Outro grupo se beneficia do aumento do dólar em relação ao real. Esses são os exportadores. Com o dólar alto como está, essas empresas se tornam mais competitivas, destaca Galdi. O aumento da competitividade das empresas pode se refletir na queda dos preços dos produtos exportados, já que a variação cambial pode compensar essa diferença.
Por fim, no terceiro grupo, aparecem as pessoas físicas. Esse é o grupo de pessoas que vai pagar mais caro pelos produtos importados, que pode diminuir o consumo, que vai ter problemas se precisar viajar sobretudo para fora do Brasil, cita Galdi lembrando que o dólar turismo chegou a ser vendido a R$ 6,50.
Charo Alves cita, por exemplo, a possibilidade de aumento no preço de produtos do varejo, como televisões e celulares. Esses produtos tecnológicos são importados. As marcas que estão aqui são globais e o setor todo é dolarizado, então a gente deve sentir no bolso para consumir esses produtos, destaca.
Outros dois exemplos de impacto para os consumidores são observados nos alimentos, medicamentos e combustíveis. O trigo para fazer o nosso pão vem de fora principalmente da Argentina e dos Estados Unidos e a alta do dólar faz aumentar o preço do trigo que consumimos no Brasil.
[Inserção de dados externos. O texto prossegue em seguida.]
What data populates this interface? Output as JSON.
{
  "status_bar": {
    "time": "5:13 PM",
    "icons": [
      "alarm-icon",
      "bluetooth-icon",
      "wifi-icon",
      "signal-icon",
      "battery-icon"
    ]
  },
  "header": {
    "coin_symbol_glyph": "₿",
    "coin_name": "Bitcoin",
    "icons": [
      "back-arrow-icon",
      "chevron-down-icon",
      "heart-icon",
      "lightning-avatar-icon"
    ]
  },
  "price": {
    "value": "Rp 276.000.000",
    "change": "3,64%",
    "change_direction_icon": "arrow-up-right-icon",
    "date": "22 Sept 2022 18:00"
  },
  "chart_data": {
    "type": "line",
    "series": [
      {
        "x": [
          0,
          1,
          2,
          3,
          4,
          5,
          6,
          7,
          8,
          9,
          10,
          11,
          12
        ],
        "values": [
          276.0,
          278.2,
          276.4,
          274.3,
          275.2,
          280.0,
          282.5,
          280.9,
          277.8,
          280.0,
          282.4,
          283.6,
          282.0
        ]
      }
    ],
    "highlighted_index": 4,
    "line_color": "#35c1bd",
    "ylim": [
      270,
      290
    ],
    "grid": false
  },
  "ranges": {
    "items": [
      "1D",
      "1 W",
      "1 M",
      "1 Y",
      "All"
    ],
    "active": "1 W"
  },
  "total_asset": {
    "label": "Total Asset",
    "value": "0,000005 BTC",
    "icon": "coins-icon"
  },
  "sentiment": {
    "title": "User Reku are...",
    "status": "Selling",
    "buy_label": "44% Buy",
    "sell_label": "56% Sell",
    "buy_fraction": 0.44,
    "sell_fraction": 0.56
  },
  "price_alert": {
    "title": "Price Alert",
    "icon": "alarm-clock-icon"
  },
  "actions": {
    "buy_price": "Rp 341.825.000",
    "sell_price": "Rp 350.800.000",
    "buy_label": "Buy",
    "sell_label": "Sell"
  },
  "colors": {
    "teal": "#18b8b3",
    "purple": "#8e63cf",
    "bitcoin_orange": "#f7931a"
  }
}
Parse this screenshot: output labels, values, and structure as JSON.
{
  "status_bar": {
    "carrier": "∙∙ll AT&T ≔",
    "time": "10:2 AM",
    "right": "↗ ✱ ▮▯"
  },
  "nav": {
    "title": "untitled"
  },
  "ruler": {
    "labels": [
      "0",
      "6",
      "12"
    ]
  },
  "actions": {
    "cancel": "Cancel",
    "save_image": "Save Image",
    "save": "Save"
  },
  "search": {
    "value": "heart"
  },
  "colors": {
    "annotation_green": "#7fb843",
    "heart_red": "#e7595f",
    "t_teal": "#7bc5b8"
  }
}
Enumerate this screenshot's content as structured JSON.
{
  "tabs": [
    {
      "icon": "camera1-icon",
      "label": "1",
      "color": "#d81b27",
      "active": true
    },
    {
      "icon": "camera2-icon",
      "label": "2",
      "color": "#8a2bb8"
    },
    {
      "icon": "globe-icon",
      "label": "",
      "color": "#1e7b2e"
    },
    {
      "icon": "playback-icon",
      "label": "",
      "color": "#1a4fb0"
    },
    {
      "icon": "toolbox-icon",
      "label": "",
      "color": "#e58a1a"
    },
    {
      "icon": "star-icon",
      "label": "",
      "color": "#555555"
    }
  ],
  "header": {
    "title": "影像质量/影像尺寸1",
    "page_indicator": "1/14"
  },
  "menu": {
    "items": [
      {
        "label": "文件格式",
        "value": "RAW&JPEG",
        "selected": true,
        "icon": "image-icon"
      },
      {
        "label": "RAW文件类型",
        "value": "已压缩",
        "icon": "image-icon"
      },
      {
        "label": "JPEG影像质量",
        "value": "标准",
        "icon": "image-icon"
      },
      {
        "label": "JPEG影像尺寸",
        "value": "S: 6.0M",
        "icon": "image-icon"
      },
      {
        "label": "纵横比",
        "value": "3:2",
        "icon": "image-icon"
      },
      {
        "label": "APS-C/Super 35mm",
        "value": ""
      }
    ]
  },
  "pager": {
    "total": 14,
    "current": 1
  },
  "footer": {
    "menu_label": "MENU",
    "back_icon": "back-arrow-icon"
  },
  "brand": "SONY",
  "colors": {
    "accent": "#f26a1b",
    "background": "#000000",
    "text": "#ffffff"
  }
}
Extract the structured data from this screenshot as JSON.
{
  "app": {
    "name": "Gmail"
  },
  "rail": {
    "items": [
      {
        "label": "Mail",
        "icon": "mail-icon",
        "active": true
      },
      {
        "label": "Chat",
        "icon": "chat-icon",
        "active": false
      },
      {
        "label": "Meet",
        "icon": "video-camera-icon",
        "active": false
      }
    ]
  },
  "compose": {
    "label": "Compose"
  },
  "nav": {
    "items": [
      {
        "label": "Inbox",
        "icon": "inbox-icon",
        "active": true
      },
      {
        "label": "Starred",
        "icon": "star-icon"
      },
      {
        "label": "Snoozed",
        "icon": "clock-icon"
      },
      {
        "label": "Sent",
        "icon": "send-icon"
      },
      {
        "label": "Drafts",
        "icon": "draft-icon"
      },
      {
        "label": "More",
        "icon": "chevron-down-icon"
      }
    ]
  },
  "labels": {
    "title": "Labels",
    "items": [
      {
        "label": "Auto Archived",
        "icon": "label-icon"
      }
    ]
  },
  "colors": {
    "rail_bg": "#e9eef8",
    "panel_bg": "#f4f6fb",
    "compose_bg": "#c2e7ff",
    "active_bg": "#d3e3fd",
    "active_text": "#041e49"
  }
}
O mesmo acontece com os medicamentos, que são trazidos de outros países, e o combustível, que passa a ser afetado com o dólar alto, conclui Alves.
O trigo para fazer o pãozinho, as bebidas, queijos e chocolates importados estão entre os produtos que devem ser impactados pelo preço do dólar. Na mesma prateleira, neste caso, estão celulares e eletroeletrônicos que são produtos que envolvem maior tecnologia na fabricação e também são feitos fora do Brasil.
O barril de petróleo é negociado em dólar. Assim, se o real se desvaloriza frente à moeda americana o combustível fica mais caro já que o preço do produto tem influência da cotação internacional. Vale destacar que o Brasil exporta, em sua maioria, o petróleo cru, mais barato, e compra ele refinado, que é mais caro.
Viajar para fora do Brasil pode ficar mais caro por dois motivos diferentes: o preço do querosene de aviação pode aumentar o que eleva o preço das passagens; e a própria compra de dólares fica dificultada tendo em vista que nas casas de câmbio o dólar turismo é comercializado em valor superior ao dólar comercial.